(2 of 3)
Maybe the chest in my office did make that first voyage with my grandfather, but perhaps it came later. F.H. made three round trips to Denmark and back after he settled in Michigan, once to find a likely bride, Christine Sandberg, then to bring her to the U.S., and finally, after their five children were born, to give his wife one last look at home. One of the hazy bits in his story is how, before he emigrated, he knew of a tiny, unincorporated farm hamlet called Ellsworth (after Colonel Elmer Ephraim Ellsworth, the first Union officer killed in the Civil War). There were a few Dutch families in this rolling, forested country at the northern tip of Michigan's lower peninsula, but no Danes who might have written to say there were lumberjack jobs in the woods for a sturdy young man who didn't speak much English.
At any rate, the teenage and penniless F.H. found his way to Ellsworth and prospered there, somehow buying and selling farms and houses, building and operating a three-story hotel called the Orient, a shingle mill, a hardware store and a waterworks, and donating land for a station when the railroad came through in '92. That was the year he and two other men paid a surveyor to plot out the town. That year -- and any other, according to a town history -- he was good for a suit of clothes, or a railroad ticket, or the rent money, when someone was down on his luck. After the Depression, my father told me, F.H. made no effort to collect debts. He had never been much good at retrieving his money, which was odd for a man who in one lifetime used up all his family's financial-brilliance genes for several generations to come. While he was still a boy learning English in Michigan, he lent money he had saved for college to a friend -- a Yankee, the town history reports -- who skipped town. No matter; he went on lending and giving away money, and there wasn't much left when he died.
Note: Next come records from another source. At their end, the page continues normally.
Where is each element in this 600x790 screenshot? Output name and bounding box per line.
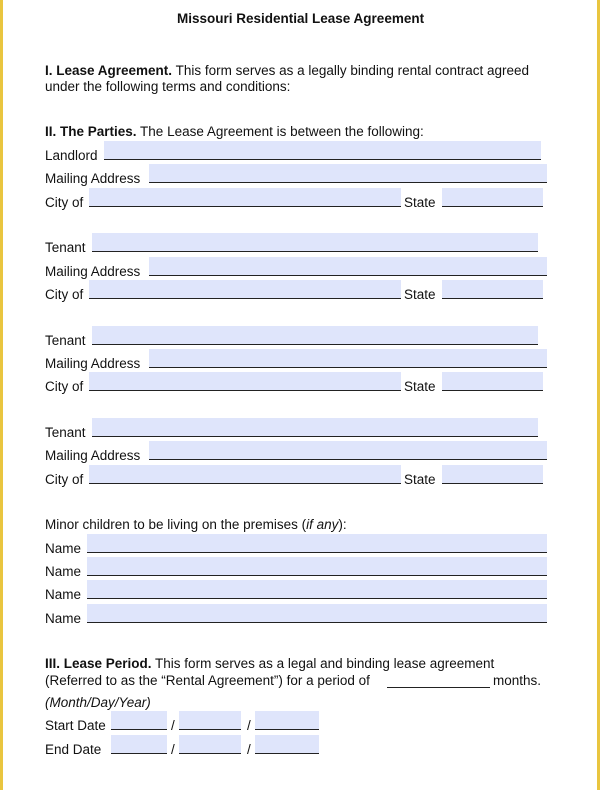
- end-date-label: End Date: [45, 742, 102, 757]
- minor-name-field-2[interactable]: [87, 557, 547, 576]
- minors-label-italic: if any: [306, 517, 339, 532]
- city-label: City of: [45, 195, 84, 210]
- state-label: State: [404, 379, 436, 394]
- lease-period-months-field[interactable]: [387, 670, 490, 688]
- minors-label: [45, 517, 347, 533]
- mailing-address-label: Mailing Address: [45, 356, 141, 371]
- city-label: City of: [45, 472, 84, 487]
- lease-form-page: [3, 0, 597, 790]
- tenant-label: Tenant: [45, 333, 86, 348]
- minor-name-label: Name: [45, 541, 82, 556]
- minor-name-label: Name: [45, 611, 82, 626]
- section1-line1: [45, 63, 529, 79]
- section2-intro: The Lease Agreement is between the following:: [136, 124, 424, 139]
- tenant-2-mailing-address-field[interactable]: [149, 349, 547, 368]
- tenant-3-name-field[interactable]: [92, 418, 538, 437]
- city-label: City of: [45, 287, 84, 302]
- section2-line: [45, 124, 424, 140]
- form-title: Missouri Residential Lease Agreement: [177, 11, 425, 26]
- landlord-city-field[interactable]: [89, 188, 401, 207]
- minors-label-suffix: ):: [338, 517, 347, 532]
- start-date-month-field[interactable]: [111, 711, 167, 730]
- start-date-year-field[interactable]: [255, 711, 319, 730]
- tenant-1-city-field[interactable]: [89, 280, 401, 299]
- minor-name-field-4[interactable]: [87, 604, 547, 623]
- date-separator: /: [247, 718, 251, 733]
- tenant-2-name-field[interactable]: [92, 326, 538, 345]
- tenant-label: Tenant: [45, 425, 86, 440]
- start-date-label: Start Date: [45, 718, 106, 733]
- date-separator: /: [171, 718, 175, 733]
- section3-heading: III. Lease Period.: [45, 656, 152, 671]
- tenant-label: Tenant: [45, 240, 86, 255]
- tenant-3-mailing-address-field[interactable]: [149, 441, 547, 460]
- tenant-3-city-field[interactable]: [89, 465, 401, 484]
- end-date-day-field[interactable]: [179, 735, 241, 754]
- date-format-hint: (Month/Day/Year): [45, 695, 151, 710]
- minor-name-label: Name: [45, 587, 82, 602]
- state-label: State: [404, 287, 436, 302]
- end-date-month-field[interactable]: [111, 735, 167, 754]
- mailing-address-label: Mailing Address: [45, 448, 141, 463]
- tenant-1-state-field[interactable]: [442, 280, 543, 299]
- section3-text-line1: This form serves as a legal and binding lease agreement: [151, 656, 495, 671]
- section3-text-line2-suffix: months.: [493, 673, 542, 688]
- start-date-day-field[interactable]: [179, 711, 241, 730]
- landlord-state-field[interactable]: [442, 188, 543, 207]
- section1-text-line1: This form serves as a legally binding rental contract agreed: [172, 63, 529, 78]
- landlord-mailing-address-field[interactable]: [149, 164, 547, 183]
- tenant-3-state-field[interactable]: [442, 465, 543, 484]
- section1-text-line2: under the following terms and conditions:: [45, 79, 291, 94]
- date-separator: /: [247, 742, 251, 757]
- state-label: State: [404, 472, 436, 487]
- state-label: State: [404, 195, 436, 210]
- date-separator: /: [171, 742, 175, 757]
- city-label: City of: [45, 379, 84, 394]
- tenant-1-name-field[interactable]: [92, 233, 538, 252]
- minor-name-label: Name: [45, 564, 82, 579]
- section2-heading: II. The Parties.: [45, 124, 137, 139]
- tenant-2-state-field[interactable]: [442, 372, 543, 391]
- minors-label-prefix: Minor children to be living on the premises (: [45, 517, 307, 532]
- end-date-year-field[interactable]: [255, 735, 319, 754]
- minor-name-field-1[interactable]: [87, 534, 547, 553]
- mailing-address-label: Mailing Address: [45, 264, 141, 279]
- landlord-label: Landlord: [45, 148, 98, 163]
- section1-heading: I. Lease Agreement.: [45, 63, 173, 78]
- mailing-address-label: Mailing Address: [45, 171, 141, 186]
- tenant-2-city-field[interactable]: [89, 372, 401, 391]
- landlord-name-field[interactable]: [104, 141, 541, 160]
- tenant-1-mailing-address-field[interactable]: [149, 257, 547, 276]
- minor-name-field-3[interactable]: [87, 580, 547, 599]
- section3-text-line2-prefix: (Referred to as the “Rental Agreement”) for a period of: [45, 673, 370, 688]
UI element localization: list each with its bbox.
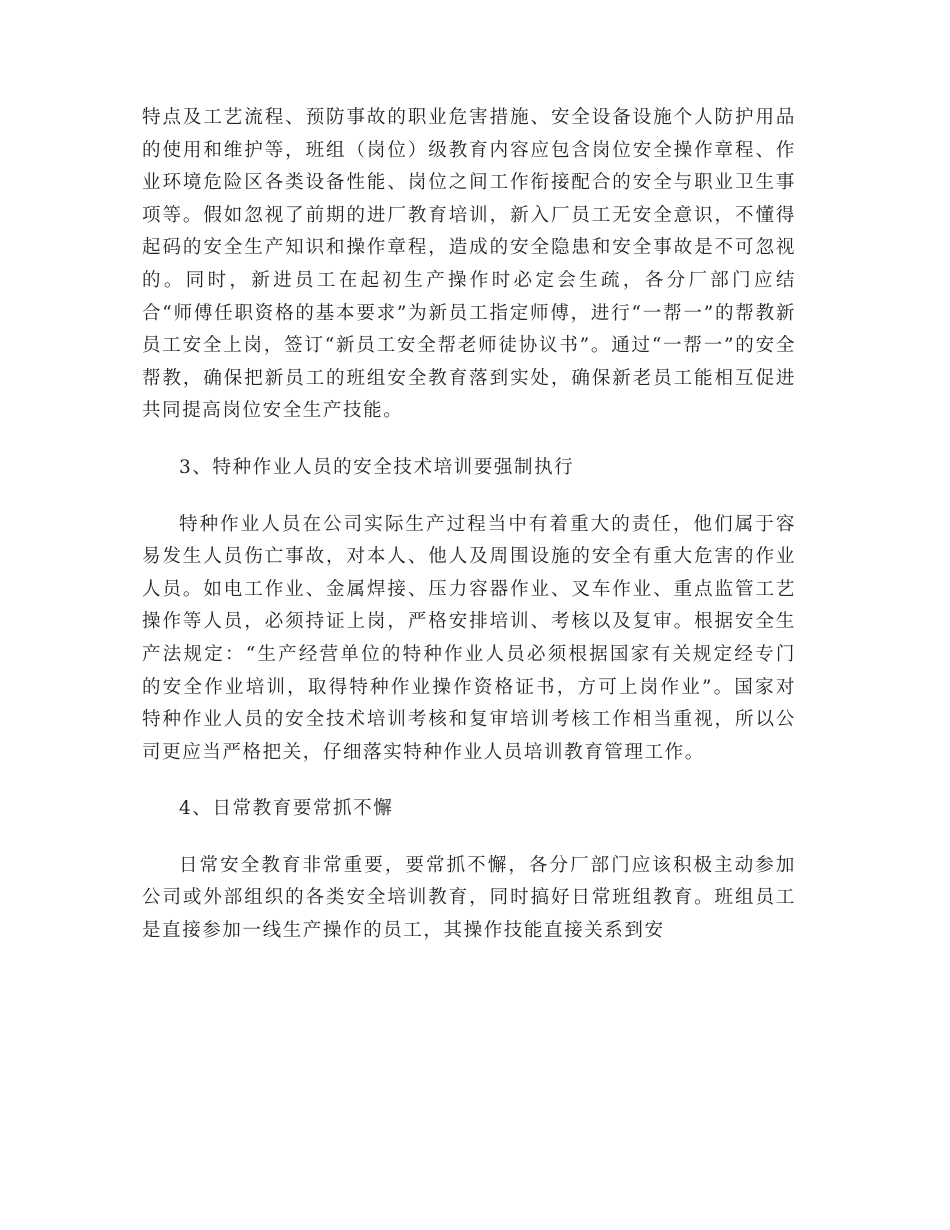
- paragraph-daily-education: 日常安全教育非常重要，要常抓不懈，各分厂部门应该积极主动参加公司或外部组织的各类安全培训教育，同时搞好日常班组教育。班组员工是直接参加一线生产操作的员工，其操作技能直接关系到安: [142, 854, 796, 942]
- paragraph-continued: 特点及工艺流程、预防事故的职业危害措施、安全设备设施个人防护用品的使用和维护等，班组（岗位）级教育内容应包含岗位安全操作章程、作业环境危险区各类设备性能、岗位之间工作衔接配合的安全与职业卫生事项等。假如忽视了前期的进厂教育培训，新入厂员工无安全意识，不懂得起码的安全生产知识和操作章程，造成的安全隐患和安全事故是不可忽视的。同时，新进员工在起初生产操作时必定会生疏，各分厂部门应结合“师傅任职资格的基本要求”为新员工指定师傅，进行“一帮一”的帮教新员工安全上岗，签订“新员工安全帮老师徒协议书”。通过“一帮一”的安全帮教，确保把新员工的班组安全教育落到实处，确保新老员工能相互促进共同提高岗位安全生产技能。: [142, 107, 796, 422]
- section-heading-4: 4、日常教育要常抓不懈: [179, 798, 394, 820]
- document-page: [142, 102, 796, 948]
- section-heading-3: 3、特种作业人员的安全技术培训要强制执行: [179, 456, 575, 478]
- paragraph-special-operations: 特种作业人员在公司实际生产过程当中有着重大的责任，他们属于容易发生人员伤亡事故，对本人、他人及周围设施的安全有重大危害的作业人员。如电工作业、金属焊接、压力容器作业、叉车作业、重点监管工艺操作等人员，必须持证上岗，严格安排培训、考核以及复审。根据安全生产法规定：“生产经营单位的特种作业人员必须根据国家有关规定经专门的安全作业培训，取得特种作业操作资格证书，方可上岗作业”。国家对特种作业人员的安全技术培训考核和复审培训考核工作相当重视，所以公司更应当严格把关，仔细落实特种作业人员培训教育管理工作。: [142, 513, 796, 763]
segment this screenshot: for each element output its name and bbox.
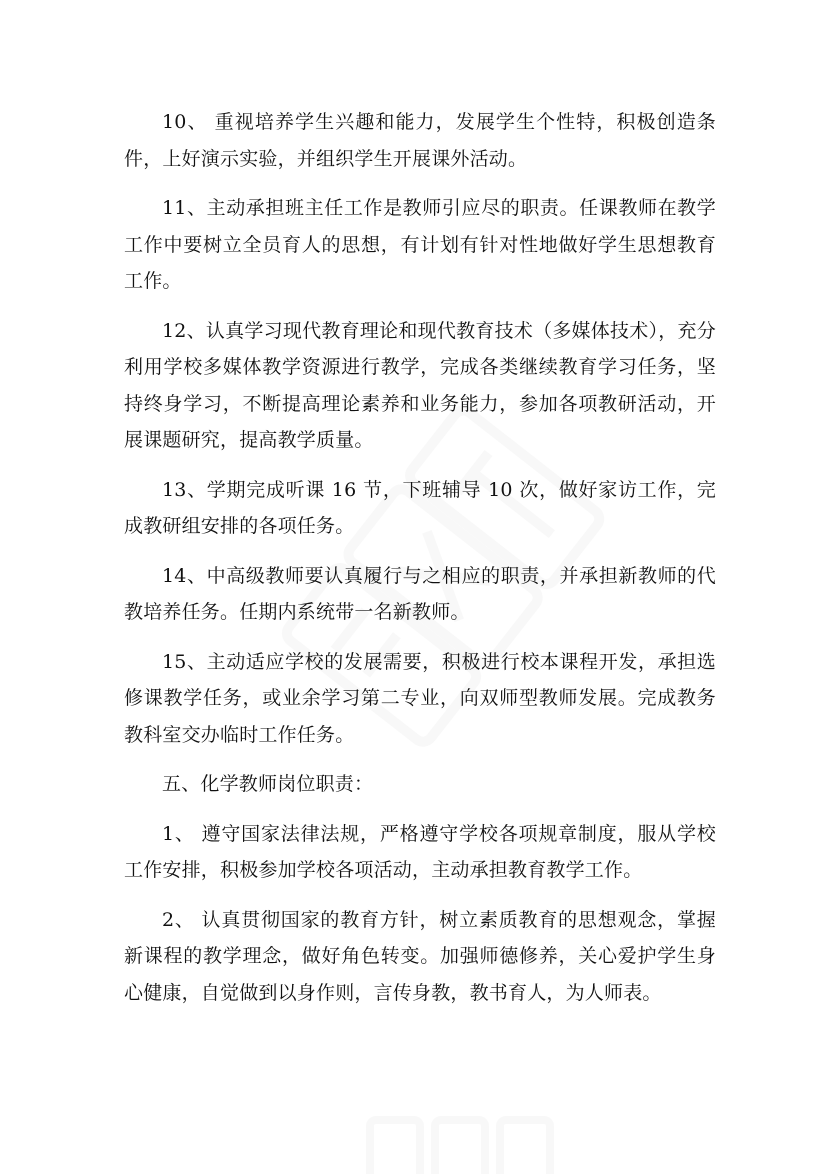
paragraph-14: 14、中高级教师要认真履行与之相应的职责，并承担新教师的代教培养任务。任期内系统带一名新教师。	[124, 564, 716, 623]
paragraph-15: 15、主动适应学校的发展需要，积极进行校本课程开发，承担选修课教学任务，或业余学习第二专业，向双师型教师发展。完成教务教科室交办临时工作任务。	[124, 650, 716, 746]
paragraph-10: 10、 重视培养学生兴趣和能力，发展学生个性特，积极创造条件，上好演示实验，并组织学生开展课外活动。	[124, 111, 716, 170]
paragraph-chem-1: 1、 遵守国家法律法规，严格遵守学校各项规章制度，服从学校工作安排，积极参加学校各项活动，主动承担教育教学工作。	[124, 822, 716, 881]
paragraph-13: 13、学期完成听课 16 节，下班辅导 10 次，做好家访工作，完成教研组安排的各项任务。	[124, 478, 716, 537]
document-body	[124, 104, 716, 1024]
watermark-bottom-icon	[350, 1080, 570, 1174]
paragraph-12: 12、认真学习现代教育理论和现代教育技术（多媒体技术），充分利用学校多媒体教学资源进行教学，完成各类继续教育学习任务，坚持终身学习，不断提高理论素养和业务能力，参加各项教研活动，开展课题研究，提高教学质量。	[124, 319, 716, 451]
paragraph-chem-2: 2、 认真贯彻国家的教育方针，树立素质教育的思想观念，掌握新课程的教学理念，做好角色转变。加强师德修养，关心爱护学生身心健康，自觉做到以身作则，言传身教，教书育人，为人师表。	[124, 908, 716, 1004]
section-heading-chemistry: 五、化学教师岗位职责：	[162, 773, 374, 795]
paragraph-11: 11、主动承担班主任工作是教师引应尽的职责。任课教师在教学工作中要树立全员育人的思想，有计划有针对性地做好学生思想教育工作。	[124, 197, 716, 292]
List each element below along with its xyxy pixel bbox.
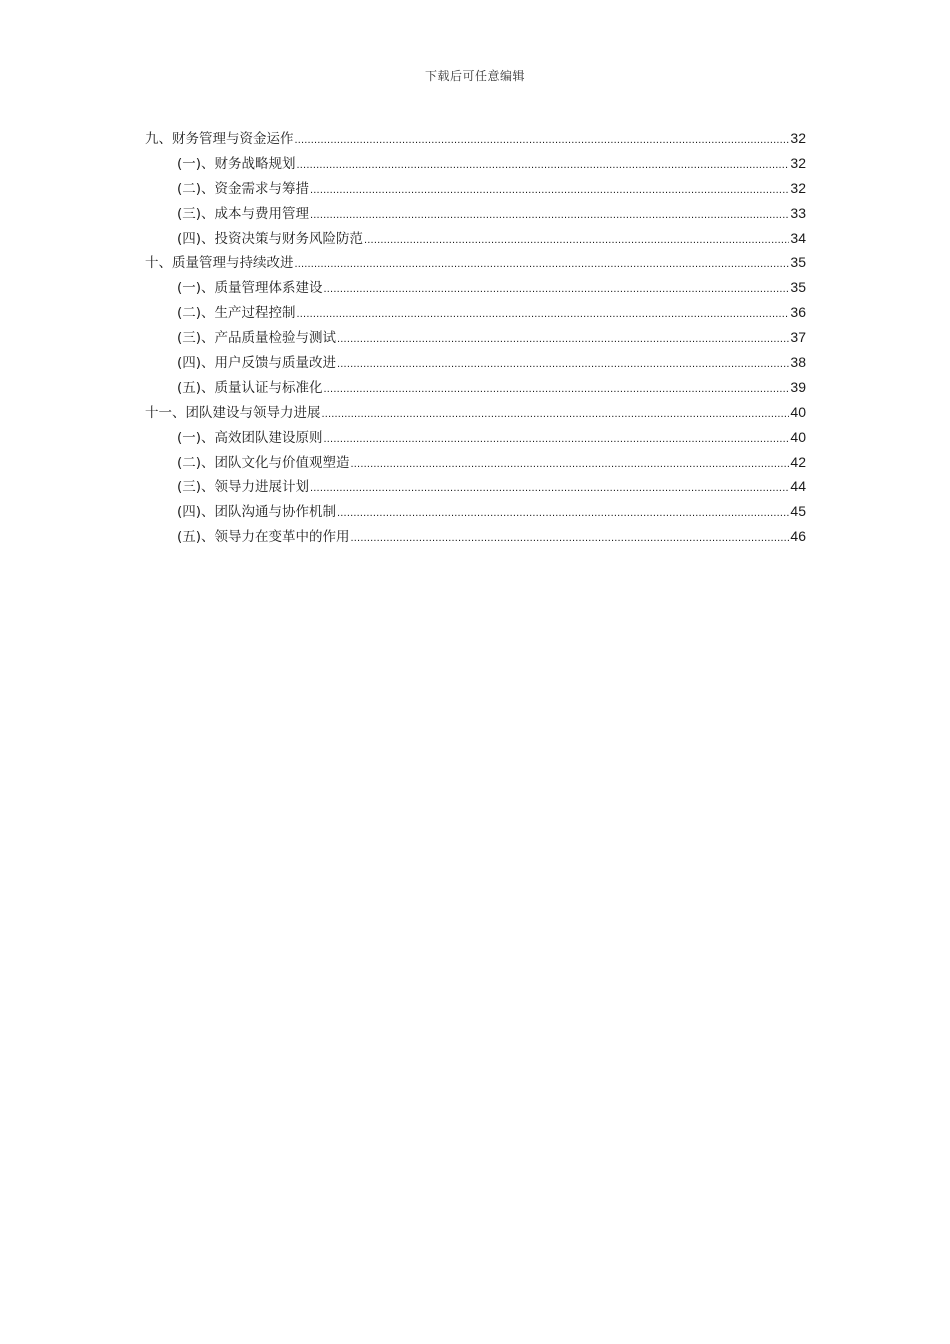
toc-entry-title: 十、质量管理与持续改进 <box>145 255 294 272</box>
toc-entry-title: (一)、高效团队建设原则 <box>177 429 323 446</box>
toc-entry-title: (三)、产品质量检验与测试 <box>177 330 337 347</box>
toc-leader-dots <box>310 178 789 203</box>
toc-entry[interactable] <box>145 126 806 151</box>
toc-entry[interactable] <box>145 425 806 450</box>
toc-leader-dots <box>310 476 789 501</box>
toc-entry-page: 32 <box>790 154 806 171</box>
toc-entry-title: (五)、领导力在变革中的作用 <box>177 529 350 546</box>
toc-entry-page: 40 <box>790 403 806 420</box>
toc-leader-dots <box>337 501 789 526</box>
table-of-contents <box>145 126 806 549</box>
toc-leader-dots <box>295 252 790 277</box>
toc-leader-dots <box>324 427 790 452</box>
toc-entry-page: 37 <box>790 329 806 346</box>
toc-entry-page: 36 <box>790 304 806 321</box>
toc-entry[interactable] <box>145 450 806 475</box>
toc-leader-dots <box>324 277 790 302</box>
toc-entry-page: 38 <box>790 354 806 371</box>
toc-entry[interactable] <box>145 226 806 251</box>
toc-entry[interactable] <box>145 176 806 201</box>
toc-entry[interactable] <box>145 350 806 375</box>
toc-leader-dots <box>364 228 789 253</box>
toc-entry-title: (四)、用户反馈与质量改进 <box>177 355 337 372</box>
toc-leader-dots <box>337 327 789 352</box>
toc-entry-page: 40 <box>790 428 806 445</box>
toc-entry-title: (二)、团队文化与价值观塑造 <box>177 454 350 471</box>
toc-entry-title: (四)、投资决策与财务风险防范 <box>177 230 364 247</box>
toc-entry-title: (二)、资金需求与筹措 <box>177 180 310 197</box>
toc-entry-title: (四)、团队沟通与协作机制 <box>177 504 337 521</box>
toc-entry-title: (三)、领导力进展计划 <box>177 479 310 496</box>
toc-entry[interactable] <box>145 325 806 350</box>
toc-entry[interactable] <box>145 201 806 226</box>
toc-entry-page: 33 <box>790 204 806 221</box>
toc-entry-title: 十一、团队建设与领导力进展 <box>145 404 321 421</box>
toc-entry-page: 35 <box>790 279 806 296</box>
toc-entry-title: (五)、质量认证与标准化 <box>177 379 323 396</box>
toc-entry-page: 34 <box>790 229 806 246</box>
toc-leader-dots <box>295 128 790 153</box>
toc-entry-page: 46 <box>790 528 806 545</box>
toc-leader-dots <box>310 203 789 228</box>
toc-entry-title: (二)、生产过程控制 <box>177 305 296 322</box>
toc-entry-page: 39 <box>790 378 806 395</box>
toc-entry-page: 32 <box>790 130 806 146</box>
toc-entry-page: 44 <box>790 478 806 495</box>
toc-entry-title: (三)、成本与费用管理 <box>177 205 310 222</box>
toc-entry[interactable] <box>145 151 806 176</box>
toc-entry[interactable] <box>145 275 806 300</box>
toc-leader-dots <box>351 452 790 477</box>
toc-entry-page: 32 <box>790 179 806 196</box>
toc-entry-page: 45 <box>790 503 806 520</box>
toc-leader-dots <box>297 302 790 327</box>
toc-leader-dots <box>322 402 790 427</box>
page-header: 下载后可任意编辑 <box>424 69 525 83</box>
toc-entry[interactable] <box>145 524 806 549</box>
toc-entry[interactable] <box>145 499 806 524</box>
toc-entry-title: (一)、质量管理体系建设 <box>177 280 323 297</box>
toc-leader-dots <box>297 153 790 178</box>
toc-entry[interactable] <box>145 250 806 275</box>
toc-leader-dots <box>337 352 789 377</box>
toc-leader-dots <box>351 526 790 551</box>
toc-entry[interactable] <box>145 400 806 425</box>
toc-entry-title: 九、财务管理与资金运作 <box>145 131 294 147</box>
toc-entry[interactable] <box>145 375 806 400</box>
toc-entry[interactable] <box>145 300 806 325</box>
toc-entry-page: 35 <box>790 254 806 271</box>
toc-entry-title: (一)、财务战略规划 <box>177 155 296 172</box>
toc-entry-page: 42 <box>790 453 806 470</box>
toc-leader-dots <box>324 377 790 402</box>
toc-entry[interactable] <box>145 474 806 499</box>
Big frog, small pond; an even smaller pond today, with fewer than 400 residents. I look around for the train station, but it's not there. No tracks, either; they were ripped up "Oh, quite a few years ago now." A big prosperous food-canning factory that my grandfather and some other townsmen started in the '20s petered out, I learn, in the early '70s. A steel- fabricating plant operated there for a few years, then went belly up, and now a toxic-waste cleanup putters along in a clutter of rusted metal. Ellsworth Lake is still where it was when my father and I would shove off at first light in a borrowed rowboat, seats slicked by dew, to fish for perch and crappies with bamboo poles and worms. Now a friendly fellow who is launching a $15,000 bass boat, complete with electronic fish-finder, says the water is a funny color near the dead steel factory. But Ellsworth's houses and churches are painted, and yards are mowed. The surrounding dairy farms seem prosperous, though fewer farmers run bigger spreads and here and there old farmhouses sag blind and empty. A girls' softball team looks sharp in maroon uniforms as the players warm up for a game.